I'm still. I want to shoot him, a little. Or at least punch him. Or cry. "I was trying to save your life. My bad." Then I walk, past him, after the others, the ones who don't blame me for almost dying.
Which Owen almost did.
Ten or fifteen steps later –
"Sydney."
I stop, run my tongue around my mouth, turn with my chin and eyebrows up. Owen's standing there with tight lips, hands gripping the undone opening of his jacket, fingers in a frenzy. He looks away, opens his mouth and leaves it like that a while before the words come. "I'm out of cigarettes. Going through nicotine withdrawal. It's a bitch."
I don't move, don't speak.
"I'm sorry," he says, slowly, dark eyes promising me it's the truth. "I'm out of line. I'm a dick. An ungrateful bastard. Et cetera, et cetera."
He had me nodding at dick. "I'm sorry, too," I murmur. Even though I'm not sure I am.
"Don't be." His fingers are a blur, but his eyes look ready to shut and stay that way. He walks up to meet me again, grinding his twitching hands together, cracking his neck, gazing out at the woods. "I know you were trying to save my ass. For whatever reason."
"I told you my reasons."
"Right. You get it." We're walking together again. "All of my issues. You're just like me."

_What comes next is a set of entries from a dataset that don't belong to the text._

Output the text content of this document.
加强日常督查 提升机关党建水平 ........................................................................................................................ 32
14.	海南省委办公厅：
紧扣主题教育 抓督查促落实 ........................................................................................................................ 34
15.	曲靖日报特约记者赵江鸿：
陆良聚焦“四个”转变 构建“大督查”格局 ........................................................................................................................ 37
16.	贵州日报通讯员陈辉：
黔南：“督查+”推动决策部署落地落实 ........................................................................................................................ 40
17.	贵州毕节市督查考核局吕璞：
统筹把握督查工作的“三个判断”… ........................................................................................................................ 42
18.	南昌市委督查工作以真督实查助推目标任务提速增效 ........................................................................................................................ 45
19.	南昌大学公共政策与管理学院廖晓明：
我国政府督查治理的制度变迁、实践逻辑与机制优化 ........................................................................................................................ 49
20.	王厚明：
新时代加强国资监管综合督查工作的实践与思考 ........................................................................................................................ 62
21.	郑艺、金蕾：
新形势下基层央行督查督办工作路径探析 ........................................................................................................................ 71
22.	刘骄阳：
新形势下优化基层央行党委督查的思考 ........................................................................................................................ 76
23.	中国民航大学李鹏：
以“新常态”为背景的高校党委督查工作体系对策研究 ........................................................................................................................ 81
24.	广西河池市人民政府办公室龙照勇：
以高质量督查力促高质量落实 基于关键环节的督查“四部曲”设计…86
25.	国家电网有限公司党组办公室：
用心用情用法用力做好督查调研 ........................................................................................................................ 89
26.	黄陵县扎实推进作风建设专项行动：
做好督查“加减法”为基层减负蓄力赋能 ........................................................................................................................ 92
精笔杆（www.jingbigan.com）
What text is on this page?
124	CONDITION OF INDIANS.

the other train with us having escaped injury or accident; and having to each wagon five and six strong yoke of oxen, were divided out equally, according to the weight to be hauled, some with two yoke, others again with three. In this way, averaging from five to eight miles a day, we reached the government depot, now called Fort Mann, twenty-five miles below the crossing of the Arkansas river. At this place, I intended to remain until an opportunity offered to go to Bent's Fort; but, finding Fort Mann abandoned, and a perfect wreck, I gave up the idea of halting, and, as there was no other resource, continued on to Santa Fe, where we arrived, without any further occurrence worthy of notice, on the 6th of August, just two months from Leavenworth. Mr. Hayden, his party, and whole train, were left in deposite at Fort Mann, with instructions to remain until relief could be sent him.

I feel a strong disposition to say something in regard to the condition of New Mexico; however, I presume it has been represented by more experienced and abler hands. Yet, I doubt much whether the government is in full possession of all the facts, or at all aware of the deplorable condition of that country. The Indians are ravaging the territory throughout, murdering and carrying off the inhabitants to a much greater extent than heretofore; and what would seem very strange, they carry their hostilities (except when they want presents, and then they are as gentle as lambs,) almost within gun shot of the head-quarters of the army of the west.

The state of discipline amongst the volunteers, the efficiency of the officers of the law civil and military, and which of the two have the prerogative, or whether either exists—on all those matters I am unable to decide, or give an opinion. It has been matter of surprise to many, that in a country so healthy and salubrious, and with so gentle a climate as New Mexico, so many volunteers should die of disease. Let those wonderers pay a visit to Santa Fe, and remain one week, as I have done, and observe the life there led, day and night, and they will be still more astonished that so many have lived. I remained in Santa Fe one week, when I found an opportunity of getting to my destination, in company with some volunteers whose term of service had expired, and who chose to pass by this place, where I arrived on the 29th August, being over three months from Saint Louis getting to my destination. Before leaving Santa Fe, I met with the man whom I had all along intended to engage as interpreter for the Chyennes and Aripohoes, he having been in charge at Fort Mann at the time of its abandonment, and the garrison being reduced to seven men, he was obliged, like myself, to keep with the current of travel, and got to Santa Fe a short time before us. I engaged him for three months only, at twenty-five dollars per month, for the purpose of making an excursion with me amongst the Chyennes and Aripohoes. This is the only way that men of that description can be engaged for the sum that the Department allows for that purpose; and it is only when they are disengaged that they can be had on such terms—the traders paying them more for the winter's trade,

"Don't believe I ever said that."
"No, you didn't. Smart girl. Because you don't know the half of it."
"You could always tell me."
"I could. But I won't."
"Never?"
"You're still working on the assumption that I'm staying with this group on a permanent basis."
"Why wouldn't you? Still think you want to die?"
"Brat, if I wanted to die, I'd be a man and blow out my brains."
"Well, why else would you leave?"
"I didn't say I'm going to. I'm saying don't rule it out."
I study him. His hands never stop moving. "And I said why would you?"
He doesn't answer right away. "Maybe I think some alone time would do me good."
We walk in silence for a while.
Then I say, "I don't want you to go."
We walk in silence some more.
Then he says, "You should."
I stop again. He doesn't. He keeps right on following my group, and so eventually, I follow him. But I don't catch up.
Owen seems intent on convincing me that he's a horrible person. Kind of always has. I brushed it off before, because Owen Wells, he was a bully. An asshole. Not a bad guy. Not a bad guy the way Joe was a bad guy.
But he was in juvie.
That's what Joe said. Owen admitted it. And what did he say after?
What I did to land in juvie, sweetheart? It ain't nothing compared to the things I've done since the turn.
And I told him that didn't matter. That none of it mattered. But that was before there was Judith, and everyone else, before there was so much at stake out here in the middle of the forest where there are no fences or walls or locks. Now . . . Now it might matter.
Now it might be time for me to start listening.